Vous savez, extérieurement quand on arrive, on trouve que tout va bien. C’est-à-dire qu’on ne voit pas de personnes armées dans la rue, il n’y a pas de coups de feu, il n’y a absolument rien. Oui, il y a des terroristes qui sont venus de l’Algérie et qui ont essayé d’attaquer l’armée. Il y a eu des gens égorgés. Il y a eu des évènements qui sont vraiment douloureux. Mais on n’est pas stable. Nous disons tous les jours « aujourd’hui ça va bien, demain qu’est-ce qui va nous arriver ? On ne sait pas» . Nous n’avons pas de Constitution. Quand on a pas de Constitution, ça veut dire qu’il n’y a pas de loi. Il n’y a pas de gouvernement sérieux et stable surtout parce que l’opposition demande qu’il s’en aille tout le temps. Il y a cette lutte au pouvoir entre le gouvernement et l’opposition. Jusqu’à présent, on vit dans une belle confusion. Et vivre dans la confusion, vous savez, ça peut arriver qu’un jour ça éclate quand les gens n’en peuvent plus de vivre dans la confusion... Confusion qui apporte la pauvreté, qui apporte la peur. Quand on voit qu’il y a des gens qui disent « ça serait mieux de revenir comme on était dans le passé, il y avait plus de sureté » ... Mais on ne peut pas revenir en arrière ! Il faut toujours aller de l’avant. Mais actuellement on ne voit pas de futur, un futur qui soit beau mais surtout à portée de main.


Certains parlent d’une islamisation de la société tunisienne, qu’est-ce que vous en pensez ? Est-ce que c’est quelque chose que vous avez pu vous-même constater ?

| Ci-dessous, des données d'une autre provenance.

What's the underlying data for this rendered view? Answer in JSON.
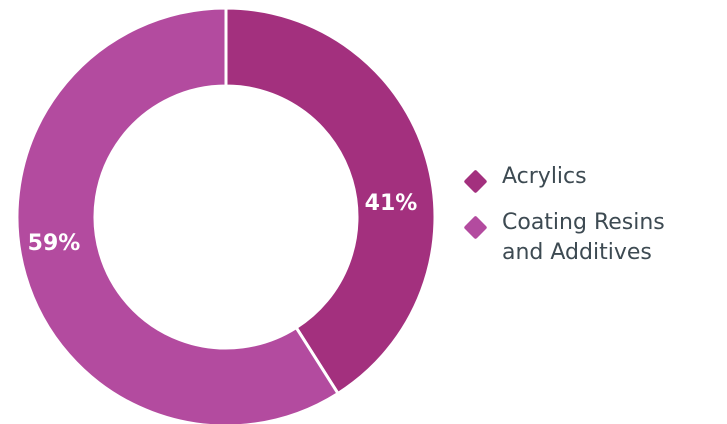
{
  "chart_data": {
    "type": "pie",
    "donut": true,
    "categories": [
      "Acrylics",
      "Coating Resins\nand Additives"
    ],
    "values": [
      41,
      59
    ],
    "value_labels": [
      "41%",
      "59%"
    ],
    "colors": [
      "#a3307e",
      "#b34b9f"
    ],
    "legend_position": "right"
  }
}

Ça, c’est certain. Au temps de Ben Ali avant la dernière révolution, la société ne manifestait pas ces signes d’islamisation comme aujourd’hui. Aujourd’hui on voit par exemple les femmes qui s’habillent comme les frères musulmans. Les hommes portent la barbe. Ce sont des signes. Et ensuite dans les mosquées, souvent on appelle les gens à vivre comme dans le passé. On voudrait remettre à nouveau la Sharia comme la loi du pays. Et les gens, le peuple qui a été habitué à une certaine liberté dans le passé, ne veut pas revenir comme il était peut-être au temps de la... ou comme dans d’autres pays islamiques où la loi de la Sharia est appliquée. C’est pour cela qu’il y a une lutte interne, c’est pour cela qu’il suffit d’une étincelle et tout risque de brûler. Et ça sera très dur.

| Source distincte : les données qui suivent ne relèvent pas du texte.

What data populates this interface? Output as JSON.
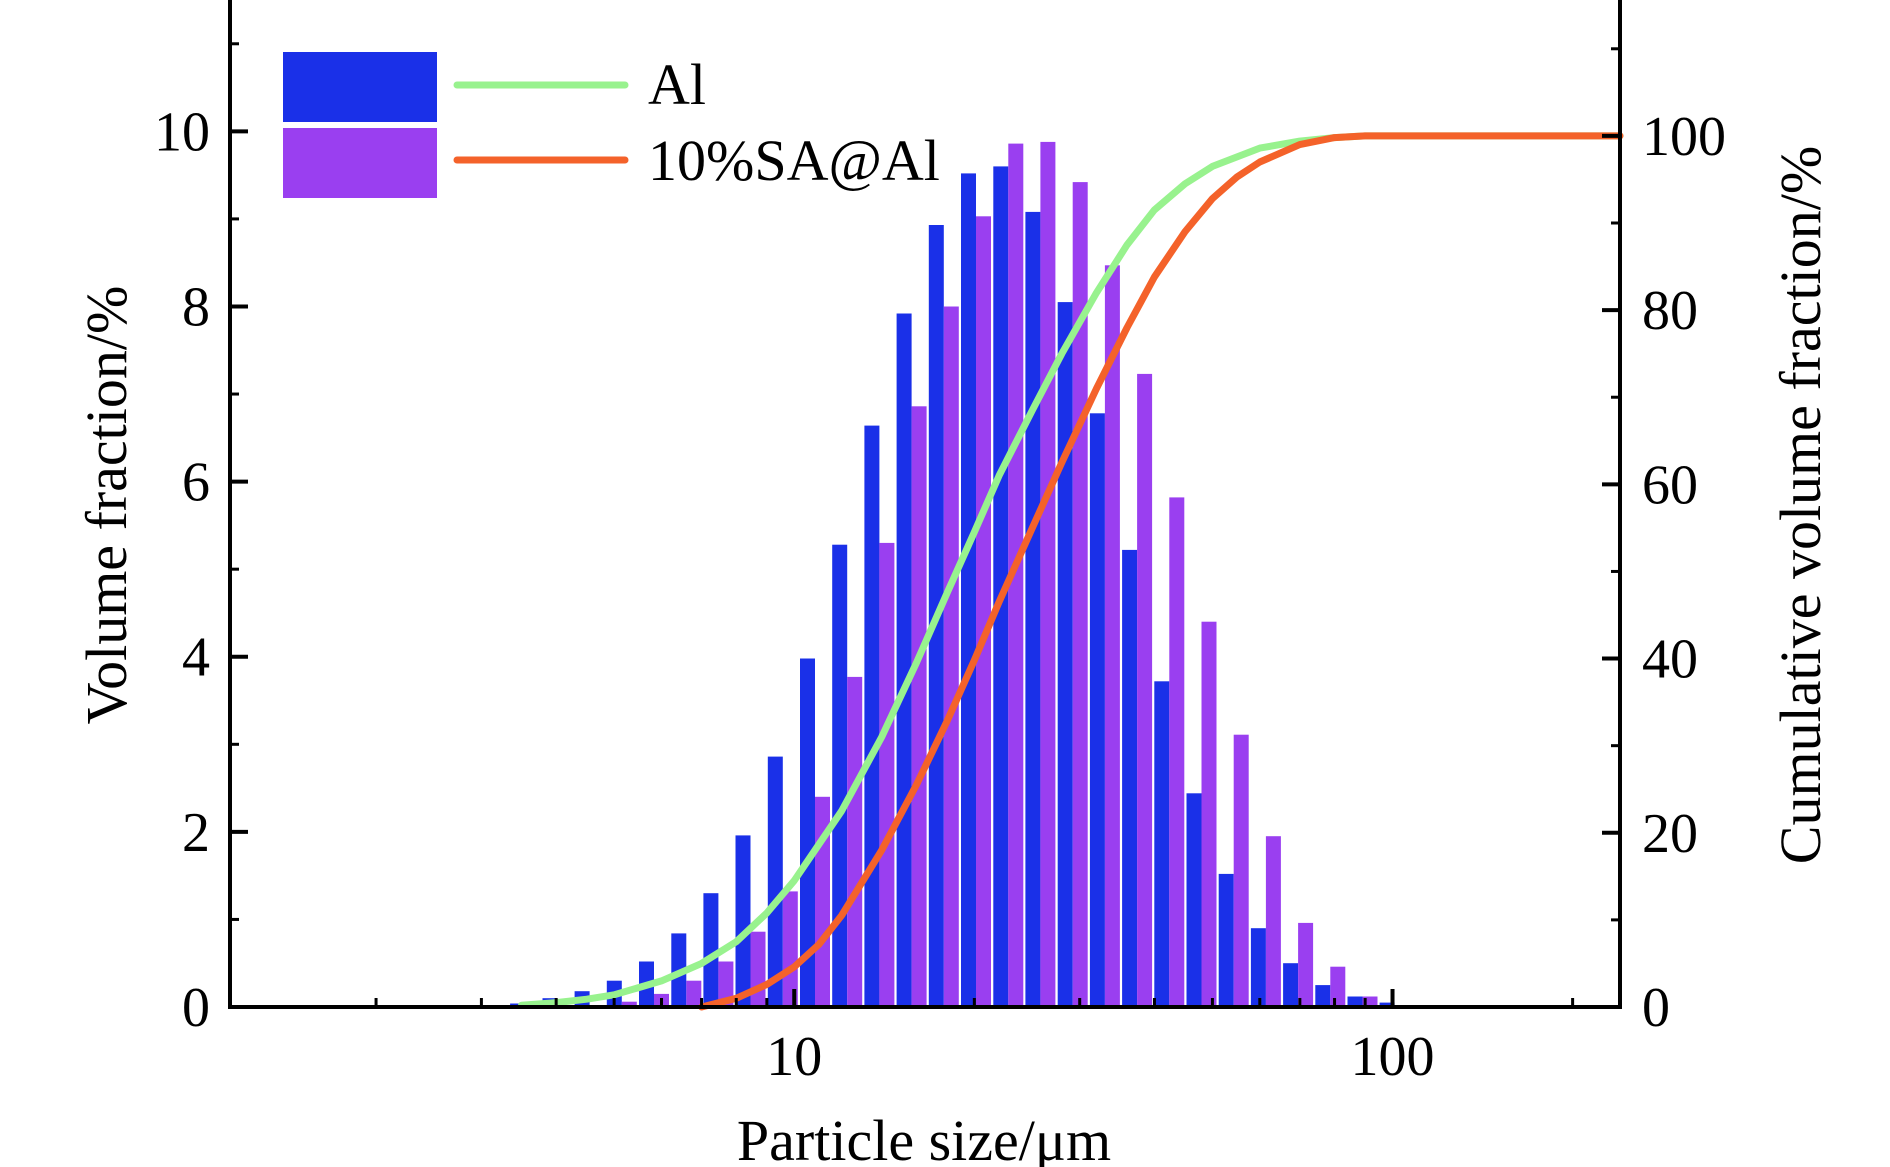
{
  "chart_data": {
    "type": "bar",
    "x_scale": "log",
    "xlabel": "Particle size/μm",
    "ylabel": "Volume fraction/%",
    "y2label": "Cumulative volume fraction/%",
    "xlim": [
      1.14,
      240
    ],
    "ylim": [
      0,
      11.5
    ],
    "y2lim": [
      0,
      115.6
    ],
    "x_ticks": [
      10,
      100
    ],
    "y_ticks": [
      0,
      2,
      4,
      6,
      8,
      10
    ],
    "y2_ticks": [
      0,
      20,
      40,
      60,
      80,
      100
    ],
    "legend": {
      "position": "top-left"
    },
    "colors": {
      "Al_bar": "#1a30e8",
      "SA_bar": "#9a3ff0",
      "Al_line": "#98f28e",
      "SA_line": "#f4622a"
    },
    "x": [
      3.55,
      4.02,
      4.55,
      5.15,
      5.83,
      6.6,
      7.47,
      8.45,
      9.57,
      10.83,
      12.26,
      13.88,
      15.71,
      17.78,
      20.13,
      22.79,
      25.79,
      29.2,
      33.05,
      37.41,
      42.35,
      47.94,
      54.26,
      61.42,
      69.52,
      78.7,
      89.08,
      100.8
    ],
    "series": [
      {
        "name": "Al",
        "type": "bar",
        "axis": "left",
        "values": [
          0.04,
          0.1,
          0.18,
          0.3,
          0.52,
          0.84,
          1.3,
          1.96,
          2.86,
          3.98,
          5.28,
          6.64,
          7.92,
          8.93,
          9.52,
          9.6,
          9.08,
          8.05,
          6.78,
          5.22,
          3.72,
          2.44,
          1.52,
          0.9,
          0.5,
          0.25,
          0.12,
          0.05
        ]
      },
      {
        "name": "10%SA@Al",
        "type": "bar",
        "axis": "left",
        "values": [
          0.0,
          0.0,
          0.02,
          0.06,
          0.15,
          0.3,
          0.52,
          0.86,
          1.32,
          2.4,
          3.77,
          5.3,
          6.86,
          8.0,
          9.03,
          9.86,
          9.88,
          9.42,
          8.47,
          7.23,
          5.82,
          4.4,
          3.11,
          1.95,
          0.96,
          0.46,
          0.12,
          0.02
        ]
      },
      {
        "name": "Al",
        "type": "line",
        "axis": "right",
        "x": [
          3.5,
          4.0,
          4.5,
          5.0,
          6.0,
          7.0,
          8.0,
          9.0,
          10.0,
          12.0,
          14.0,
          16.0,
          18.0,
          20.0,
          22.0,
          25.0,
          28.0,
          32.0,
          36.0,
          40.0,
          45.0,
          50.0,
          60.0,
          70.0,
          80.0,
          90.0,
          100.0,
          240.0
        ],
        "values": [
          0.2,
          0.5,
          0.9,
          1.4,
          3.0,
          5.0,
          7.5,
          10.8,
          14.5,
          22.5,
          31.0,
          39.5,
          47.5,
          54.5,
          61.0,
          68.5,
          75.0,
          82.0,
          87.5,
          91.5,
          94.5,
          96.5,
          98.6,
          99.4,
          99.8,
          100.0,
          100.0,
          100.0
        ]
      },
      {
        "name": "10%SA@Al",
        "type": "line",
        "axis": "right",
        "x": [
          7.0,
          8.0,
          9.0,
          10.0,
          11.0,
          12.0,
          14.0,
          16.0,
          18.0,
          20.0,
          22.0,
          25.0,
          28.0,
          32.0,
          36.0,
          40.0,
          45.0,
          50.0,
          55.0,
          60.0,
          70.0,
          80.0,
          90.0,
          100.0,
          240.0
        ],
        "values": [
          0.0,
          1.0,
          2.6,
          4.6,
          7.2,
          10.5,
          18.0,
          25.5,
          32.8,
          39.8,
          46.5,
          55.0,
          62.5,
          71.0,
          78.0,
          83.8,
          89.0,
          92.8,
          95.3,
          97.0,
          99.0,
          99.8,
          100.0,
          100.0,
          100.0
        ]
      }
    ]
  }
}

Vous pensez que cela risque d’arriver ?

J’espère que non bien entendu, il faut être toujours optimiste. Le Pape dit toujours « Ne laissez pas l’espoir mourir ». Et le peuple tunisien, c’est un peuple qui aime la vie, qui aime vivre. ..Vivre dans un certain plaisir, dans une certaine facilité, dans une fête. Et je ne crois pas qu’il soit capable de détruire tout ça, d’entrer dans une autre guerre ou dans une autre révolution surtout si elle est armée. Mais... il y a un « mais ».